Ces cultures intercalaires sont régulièrement “perturbées”, partiellement taillées ou fauchées. Cette étape est importante pour induire un phénomène de stimulation de croissance dans la culture principale que sont les grappes de raisin, gorgées de sucres, de tannins et de micro-nutriments.

broken image

Photo: ces plants de maïs n'ont pour fonction que de faire de la photosynthèse, et d'être taillés (perturbés) au fur et à mesure de leur croissance, stimulant ainsi leur partenaires, et fertilisant le sol.

Si l’appellation Saint-Saphorin ne limitait pas la production à l’hectare, probablement qu’André pourrait récolter beaucoup plus de raisins mais ça lui ferait perdre l'appellation. Dommage que le système de quotas qui a été mis en place pour augmenter la qualité ne laisse pas de place à l'innovation. Mais une chose après l’autre… André fait un travail de pionnier avec beaucoup d’humilité, en n’oubliant pas que son métier est d’abord de cultiver la vigne, pas de faire du lobbying. Son approche est prudente, mais résolue et bien soutenue par l’expertise des gens de terrain avec qui il travaille.

Nous sommes convaincu que ce phénomène fractal qu’est la “succession” est la clé, pour une intégration efficace entre production viticole, agricole ou arboricole, mais aussi pour y produire de la biodiversité: ces systèmes agroforestiers syntropiques sont beaucoup plus complexes, résilients et productifs -et c'est aussi le cas des jardins-forêts- qu’un système de culture traditionnel. Ils requièrent une évolution, une transition, une nouvelle approche très différente et des savoirs-faire uniques, qui vont encore se développer ces prochaines années. Cette évolution dépend de l'évolution de chacun de nous, de notre façon de s'alimenter, de notre évolution professionnelle, et de notre parcours de vie. Nous espérons que la démarche d’André Bélard et de ses partenaires inspirera d’autres viticulteurs, d’autres agriculteurs ou producteurs, et que le “microcosme“ suisse constitué des différents acteurs politiques, académiques, financiers et institutionnels saura saisir cette opportunité de combiner production et régénération des écosystèmes. La mise en réseau est un élément clé. Non seulement sous le sol, entre les champignons et les plantes, mais aussi entre les experts du terrain, et au final, chacun de nous qui consommons ces produits du terroir.


Et vous, comment avez-vous évolué, personnellement ou professionnellement?
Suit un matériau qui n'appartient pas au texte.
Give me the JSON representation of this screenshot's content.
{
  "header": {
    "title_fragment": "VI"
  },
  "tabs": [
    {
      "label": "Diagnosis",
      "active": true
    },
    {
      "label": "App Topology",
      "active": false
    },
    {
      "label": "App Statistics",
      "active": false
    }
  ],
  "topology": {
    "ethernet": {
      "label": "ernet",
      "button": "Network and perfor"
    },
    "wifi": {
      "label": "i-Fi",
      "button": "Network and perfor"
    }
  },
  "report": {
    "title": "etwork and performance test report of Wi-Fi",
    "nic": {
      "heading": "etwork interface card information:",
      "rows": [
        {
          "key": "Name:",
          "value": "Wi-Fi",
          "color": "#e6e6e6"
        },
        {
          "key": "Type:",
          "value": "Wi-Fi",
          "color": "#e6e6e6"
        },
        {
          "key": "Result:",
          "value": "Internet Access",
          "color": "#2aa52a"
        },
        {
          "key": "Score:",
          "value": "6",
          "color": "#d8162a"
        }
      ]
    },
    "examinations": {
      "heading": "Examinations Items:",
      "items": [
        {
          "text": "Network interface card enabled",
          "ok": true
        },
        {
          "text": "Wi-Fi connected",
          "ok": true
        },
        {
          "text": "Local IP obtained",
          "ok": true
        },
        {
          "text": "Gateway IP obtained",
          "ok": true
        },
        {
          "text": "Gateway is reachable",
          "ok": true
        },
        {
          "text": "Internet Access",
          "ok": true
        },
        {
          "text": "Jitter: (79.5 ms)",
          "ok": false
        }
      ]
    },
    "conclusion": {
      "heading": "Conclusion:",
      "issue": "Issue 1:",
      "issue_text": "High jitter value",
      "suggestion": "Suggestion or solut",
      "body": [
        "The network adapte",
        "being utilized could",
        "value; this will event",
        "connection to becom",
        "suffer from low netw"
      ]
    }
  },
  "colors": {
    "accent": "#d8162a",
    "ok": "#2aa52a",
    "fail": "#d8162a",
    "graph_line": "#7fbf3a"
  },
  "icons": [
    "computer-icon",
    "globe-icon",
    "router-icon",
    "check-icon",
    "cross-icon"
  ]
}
Est-ce que vous vous donnez les moyens d’évoluer, de vous former, de sortir de votre zone de confort, de vous remettre en question? Quelles sont les perturbations qui vous font évoluer, qui vous stimulent?

Ce qui est sûr, c’est que pour affronter les défis à venir, nous devons tous faire cet effort et changer, pour nous adapter.
Merci à André pour son accueil à Rivaz et de m’avoir partagé son temps, son expérience et ses élixirs, en toute modération et au plaisir de collaborer dans de futurs projets… à suivre: peut-être que vous pourrez bientôt trouver les meilleures pêches de la région également au Domaine de Dryades: nous lui souhaitons du plaisir et du succès dans cette évolution vers une culture régénérative et productive. Vive l’évolution fractale!